In 2012, Steve Hanov wrote the popular and controversial blog post “20 lines of code that will beat A/B testing every time” that brought the previously academic idea of multi armed bandit algorithms into the awareness of the larger developer community.
Here were his original 20 (actually 16) lines of “code”:
def choose(): if math.random() < 0.1: # exploration! # choose a random lever 10% of the time. else: # exploitation! # for each lever, # calculate the expectation of reward. # This is the number of trials of the lever divided by the total reward # given by that lever. # choose the lever with the greatest expectation of reward. # increment the number of times the chosen lever has been played. # store test data in redis, choice in session key, etc.. def reward(choice, amount): # add the reward to the total for the given lever.

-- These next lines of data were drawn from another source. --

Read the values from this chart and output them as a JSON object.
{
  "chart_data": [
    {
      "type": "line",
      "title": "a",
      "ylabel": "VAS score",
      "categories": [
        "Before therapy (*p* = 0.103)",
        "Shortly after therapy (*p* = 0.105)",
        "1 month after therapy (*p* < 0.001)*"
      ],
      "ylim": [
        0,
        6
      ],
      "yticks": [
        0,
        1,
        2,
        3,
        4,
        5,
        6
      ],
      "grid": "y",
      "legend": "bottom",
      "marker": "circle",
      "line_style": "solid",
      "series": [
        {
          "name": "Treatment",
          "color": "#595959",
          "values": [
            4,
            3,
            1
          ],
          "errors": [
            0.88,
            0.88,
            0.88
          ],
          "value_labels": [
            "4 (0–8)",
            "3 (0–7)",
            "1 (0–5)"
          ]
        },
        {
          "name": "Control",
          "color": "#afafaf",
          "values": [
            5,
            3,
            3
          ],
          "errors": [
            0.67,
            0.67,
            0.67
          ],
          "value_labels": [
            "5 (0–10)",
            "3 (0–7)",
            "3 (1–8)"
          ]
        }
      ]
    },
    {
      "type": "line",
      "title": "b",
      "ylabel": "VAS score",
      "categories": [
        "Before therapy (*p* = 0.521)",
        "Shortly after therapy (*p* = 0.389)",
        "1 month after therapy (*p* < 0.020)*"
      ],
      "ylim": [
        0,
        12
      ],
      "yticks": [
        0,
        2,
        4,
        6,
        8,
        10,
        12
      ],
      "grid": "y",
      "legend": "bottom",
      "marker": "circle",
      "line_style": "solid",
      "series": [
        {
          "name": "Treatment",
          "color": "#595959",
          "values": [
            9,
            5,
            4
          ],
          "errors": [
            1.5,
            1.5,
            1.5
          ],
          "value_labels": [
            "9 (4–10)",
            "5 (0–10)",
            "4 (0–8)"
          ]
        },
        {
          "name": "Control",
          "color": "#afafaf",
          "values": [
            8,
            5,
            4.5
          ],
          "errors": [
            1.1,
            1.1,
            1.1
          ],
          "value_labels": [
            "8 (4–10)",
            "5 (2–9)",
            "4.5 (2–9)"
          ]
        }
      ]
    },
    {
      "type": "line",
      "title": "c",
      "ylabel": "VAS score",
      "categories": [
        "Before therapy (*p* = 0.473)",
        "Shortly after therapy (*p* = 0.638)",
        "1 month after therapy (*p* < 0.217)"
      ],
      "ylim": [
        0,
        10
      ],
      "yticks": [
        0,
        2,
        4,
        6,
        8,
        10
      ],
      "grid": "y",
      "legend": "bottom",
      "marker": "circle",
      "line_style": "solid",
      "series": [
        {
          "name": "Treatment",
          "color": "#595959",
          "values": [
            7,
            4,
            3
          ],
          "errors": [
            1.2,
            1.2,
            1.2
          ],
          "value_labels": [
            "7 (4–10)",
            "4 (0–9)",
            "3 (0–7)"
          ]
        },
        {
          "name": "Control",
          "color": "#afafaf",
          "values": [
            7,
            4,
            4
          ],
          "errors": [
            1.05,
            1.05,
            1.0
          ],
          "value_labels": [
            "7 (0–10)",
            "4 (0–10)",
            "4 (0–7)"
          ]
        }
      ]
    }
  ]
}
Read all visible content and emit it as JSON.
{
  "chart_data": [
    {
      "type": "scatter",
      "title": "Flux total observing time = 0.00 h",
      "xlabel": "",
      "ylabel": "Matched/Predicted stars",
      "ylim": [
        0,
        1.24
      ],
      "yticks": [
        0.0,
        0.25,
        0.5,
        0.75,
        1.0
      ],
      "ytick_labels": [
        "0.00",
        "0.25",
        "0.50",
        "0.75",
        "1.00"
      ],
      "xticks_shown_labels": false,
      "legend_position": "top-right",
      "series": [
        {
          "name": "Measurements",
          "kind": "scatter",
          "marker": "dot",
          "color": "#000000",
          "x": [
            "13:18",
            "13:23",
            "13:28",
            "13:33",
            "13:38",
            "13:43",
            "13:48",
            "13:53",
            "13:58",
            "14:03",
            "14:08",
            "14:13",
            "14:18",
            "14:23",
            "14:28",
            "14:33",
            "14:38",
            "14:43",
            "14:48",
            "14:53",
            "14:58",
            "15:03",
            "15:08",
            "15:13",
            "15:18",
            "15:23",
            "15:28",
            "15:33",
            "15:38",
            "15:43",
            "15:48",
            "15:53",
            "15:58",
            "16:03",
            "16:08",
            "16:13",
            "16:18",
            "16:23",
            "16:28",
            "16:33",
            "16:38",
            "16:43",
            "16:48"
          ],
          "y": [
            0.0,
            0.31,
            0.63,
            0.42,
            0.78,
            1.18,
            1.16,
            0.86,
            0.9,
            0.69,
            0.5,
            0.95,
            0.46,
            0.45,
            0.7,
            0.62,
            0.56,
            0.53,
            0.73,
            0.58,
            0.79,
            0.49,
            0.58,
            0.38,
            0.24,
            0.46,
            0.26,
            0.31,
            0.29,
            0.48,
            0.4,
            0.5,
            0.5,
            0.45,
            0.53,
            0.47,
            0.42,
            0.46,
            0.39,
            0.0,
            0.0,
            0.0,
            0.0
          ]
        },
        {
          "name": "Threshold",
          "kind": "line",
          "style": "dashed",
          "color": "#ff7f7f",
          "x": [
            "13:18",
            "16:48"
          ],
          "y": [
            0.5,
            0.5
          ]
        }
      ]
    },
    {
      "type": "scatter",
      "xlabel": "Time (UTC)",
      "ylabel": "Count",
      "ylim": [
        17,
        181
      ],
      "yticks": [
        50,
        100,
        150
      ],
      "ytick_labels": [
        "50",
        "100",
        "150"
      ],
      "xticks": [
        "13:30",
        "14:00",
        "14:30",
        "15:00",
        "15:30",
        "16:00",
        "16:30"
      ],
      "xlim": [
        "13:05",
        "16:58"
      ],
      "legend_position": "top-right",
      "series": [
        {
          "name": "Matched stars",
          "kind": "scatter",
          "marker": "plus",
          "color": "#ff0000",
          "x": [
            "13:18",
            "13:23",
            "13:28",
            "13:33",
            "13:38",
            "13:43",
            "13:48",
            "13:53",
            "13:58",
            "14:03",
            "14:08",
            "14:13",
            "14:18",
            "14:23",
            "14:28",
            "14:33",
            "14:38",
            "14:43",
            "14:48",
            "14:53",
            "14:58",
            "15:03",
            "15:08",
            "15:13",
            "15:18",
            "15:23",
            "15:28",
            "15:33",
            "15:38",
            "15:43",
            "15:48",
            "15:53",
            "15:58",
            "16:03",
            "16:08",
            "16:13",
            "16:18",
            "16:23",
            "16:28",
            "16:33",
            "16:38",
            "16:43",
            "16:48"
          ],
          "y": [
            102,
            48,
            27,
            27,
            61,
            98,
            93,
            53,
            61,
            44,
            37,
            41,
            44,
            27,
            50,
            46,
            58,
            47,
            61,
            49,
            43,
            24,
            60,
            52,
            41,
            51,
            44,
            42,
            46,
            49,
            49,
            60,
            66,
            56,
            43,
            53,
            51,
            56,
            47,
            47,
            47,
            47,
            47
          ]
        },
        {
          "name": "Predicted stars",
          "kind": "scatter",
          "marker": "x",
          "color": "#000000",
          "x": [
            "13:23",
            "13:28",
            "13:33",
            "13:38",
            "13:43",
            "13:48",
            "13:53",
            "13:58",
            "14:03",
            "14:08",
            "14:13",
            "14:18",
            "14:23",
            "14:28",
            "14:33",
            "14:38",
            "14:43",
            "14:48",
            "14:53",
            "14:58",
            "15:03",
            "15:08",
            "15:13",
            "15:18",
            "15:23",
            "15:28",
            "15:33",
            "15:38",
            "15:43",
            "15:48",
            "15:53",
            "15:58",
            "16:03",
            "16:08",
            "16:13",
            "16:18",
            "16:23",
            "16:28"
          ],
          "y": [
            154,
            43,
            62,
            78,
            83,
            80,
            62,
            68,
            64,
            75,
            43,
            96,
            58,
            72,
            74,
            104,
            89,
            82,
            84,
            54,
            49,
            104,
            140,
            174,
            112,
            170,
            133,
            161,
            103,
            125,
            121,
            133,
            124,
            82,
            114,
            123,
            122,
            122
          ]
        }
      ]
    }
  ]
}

What he’s describing here is a very simple form of reinforcement learning known as the Epsilon Greedy algorithm. Much of the controversy surrounding this post was that it greatly oversold the simplicity of deploying such an algorithm in production.
Now after years of work and many thousands of lines of code, I’m pleased to present a new “10 lines of code that will beat A/B testing every time” that is robust, scalable, and proven in large scale production:
from improveai import DecisionModel model = DecisionModel(track_url=track_url) model.load(model_url) def choose(variants): return model.which(variants) def reward(amount, decision_id): model.add_reward(amount, decision_id)
Unlike Steve’s code that envisioned querying simple statistics from something like Redis, Improve AI loads a trained ML decision model locally into the process so that decisions are made immediately with zero network latency. This is just one of the many refinements that have been made over the years to deliver a production ready reinforcement learning system.